Un "fiasco" concernant la gestion des masques au printemps dernier et un "retard à l'allumage manifeste". René-Paul Savary, vice-président de la commission d'enquête du Sénat, tire à boulets rouges sur les autorités au sujet de leur gestion de la crise sanitaire.
Six mois de travaux, 102 heures d'auditions pour aboutir à un imposant rapport de 452 pages. Jeudi 10 décembre 2020, la commission d'enquête du Sénat, dont le sénateur (LR) de la Marne et médecin généraliste à la retraite René-Paul Savary est le vice-président, a publié ses conclusions sur la gestion de la crise sanitaire au printemps dernier, une semaine après l'Assemblée nationale.
Nous avons interrogé René-Paul Savary pour recueillir ses impressions après ces mois entiers de travaux.
Qu'est-ce que cette commission d'enquête a permis de mettre en évidence sur la gestion de la crise ?
On peut parler d'un retard à l’allumage manifeste au début de cette crise. Il y a eu un fiasco en ce qui concerne les équipements de protection et notamment les masques, les stratégies de test. La gouvernance été improvisée. Il faut retenir de notre enquête que cette crise a été plus administrée que gérée. Tout est arrivé trop tard et trop peu.
On a géré la pénurie plus qu’on ne l’a anticipée.
Comment jugez-vous la stratégie gouvernementale qui a été adoptée ?
Au début de la crise, il y avait ce stock de masques qui s’est retrouvé périmé. Ce stock n’a pas été compensé: on se rend compte qu’il y a plus de 700 millions de masques périmés et on en commande 50 millions. Et personne n’assume réellement les décisions, avec peut-être la volonté de se protéger d’un certain nombre de responsables. Puis il y a eu une prise de conscience qu’il allait y avoir un problème. Mais la stratégie du gouvernement a été de nous expliquer que le masque n’était pas d’une redoutable utilité. En fait, on a géré la pénurie plus qu’on ne l’a anticipée. Aucune stratégie n'a été définie.
Concernant nos gouvernants, quelles conclusions tirez-vous ?
J’ai retenu une absence d’autocritique de nos grands responsables politiques et administratifs, qui n’ont pas fait le retour d’expérience suffisant pour anticiper la deuxième vague. On voit bien qu’il y a eu, dans le cadre de la rechute qu’on a connue, une inertie entre le moment où l’on ressent les choses (ce qu’Agnès Buzyn appelle "l’intuition") et le moment où s’appliquent les éventuelles décisions.
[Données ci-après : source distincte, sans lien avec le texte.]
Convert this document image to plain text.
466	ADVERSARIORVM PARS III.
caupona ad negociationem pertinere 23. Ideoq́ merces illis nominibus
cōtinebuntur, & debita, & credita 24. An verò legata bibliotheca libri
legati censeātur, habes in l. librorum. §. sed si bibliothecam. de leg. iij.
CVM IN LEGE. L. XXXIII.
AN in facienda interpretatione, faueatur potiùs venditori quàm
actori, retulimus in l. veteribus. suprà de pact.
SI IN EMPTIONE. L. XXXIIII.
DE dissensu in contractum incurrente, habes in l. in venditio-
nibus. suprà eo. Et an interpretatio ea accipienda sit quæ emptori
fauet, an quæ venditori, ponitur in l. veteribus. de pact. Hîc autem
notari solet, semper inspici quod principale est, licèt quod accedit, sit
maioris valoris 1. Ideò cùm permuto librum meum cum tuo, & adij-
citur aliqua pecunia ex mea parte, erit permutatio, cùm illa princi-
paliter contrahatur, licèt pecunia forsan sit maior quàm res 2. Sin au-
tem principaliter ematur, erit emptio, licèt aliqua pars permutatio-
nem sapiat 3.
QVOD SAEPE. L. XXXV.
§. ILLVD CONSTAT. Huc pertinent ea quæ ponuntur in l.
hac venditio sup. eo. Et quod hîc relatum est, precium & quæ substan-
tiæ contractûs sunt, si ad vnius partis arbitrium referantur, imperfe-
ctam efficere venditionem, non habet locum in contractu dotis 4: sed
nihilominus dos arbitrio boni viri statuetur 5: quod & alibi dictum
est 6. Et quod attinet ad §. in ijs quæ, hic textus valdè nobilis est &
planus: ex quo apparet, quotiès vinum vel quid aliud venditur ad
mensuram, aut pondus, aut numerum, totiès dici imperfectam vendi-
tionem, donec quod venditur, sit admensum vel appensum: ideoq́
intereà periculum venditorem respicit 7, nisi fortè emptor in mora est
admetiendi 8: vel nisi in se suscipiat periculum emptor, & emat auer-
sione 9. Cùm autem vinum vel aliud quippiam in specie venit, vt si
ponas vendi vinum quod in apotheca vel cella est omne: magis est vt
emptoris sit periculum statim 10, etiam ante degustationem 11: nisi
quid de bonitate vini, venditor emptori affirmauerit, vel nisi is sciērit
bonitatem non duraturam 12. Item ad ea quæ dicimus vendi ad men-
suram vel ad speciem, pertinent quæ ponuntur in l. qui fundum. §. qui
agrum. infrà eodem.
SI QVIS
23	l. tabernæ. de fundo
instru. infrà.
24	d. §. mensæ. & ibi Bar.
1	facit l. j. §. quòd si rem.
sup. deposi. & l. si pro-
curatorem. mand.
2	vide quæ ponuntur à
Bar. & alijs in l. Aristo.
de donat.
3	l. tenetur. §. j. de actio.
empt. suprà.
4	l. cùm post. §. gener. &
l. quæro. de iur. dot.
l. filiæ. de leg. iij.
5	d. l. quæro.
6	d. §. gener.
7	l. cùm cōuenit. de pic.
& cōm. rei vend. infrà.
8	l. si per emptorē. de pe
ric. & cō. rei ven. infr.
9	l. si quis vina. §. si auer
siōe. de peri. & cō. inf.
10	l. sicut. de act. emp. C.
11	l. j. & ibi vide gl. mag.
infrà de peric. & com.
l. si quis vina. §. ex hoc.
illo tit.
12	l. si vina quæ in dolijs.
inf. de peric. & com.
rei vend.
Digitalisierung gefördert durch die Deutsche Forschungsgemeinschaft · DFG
Il y a un temps de latence énorme.
Nous proposons de créer une vraie instance nationale de gouvernance de crise.
Qu'est-ce qu'on peut faire face à cette inertie ?
Cette inertie montre bien que nous sommes dans un pays très administré mais qui n’est pas suffisamment réactif. C’est la raison pour laquelle nous proposons notamment de créer une vraie instance nationale de gouvernance de crise, qui ne soit pas celle qu’on improvise au dernier moment, mais qui soit une cellule de veille permanente, qui associe les scientifiques mais aussi les concitoyens.
Parce que les Français n'ont pas été suffisamment impliqués dans cette crise ?
La démocratie sanitaire n’a pas du tout fonctionné en cette période de crise, de façon à ce que les décisions prises soient bien comprises par nos concitoyens. C’est un problème de confiance. On sent bien qu’il y a eu une défiance de la population vis-à-vis des décisions qui nous ont été proposées, parce qu’on voyait bien qu’elles n’étaient pas toutes cohérentes. Mais il y a aussi une défiance du monde politique vis-à-vis de nos concitoyens en ne les responsabilisant pas suffisamment.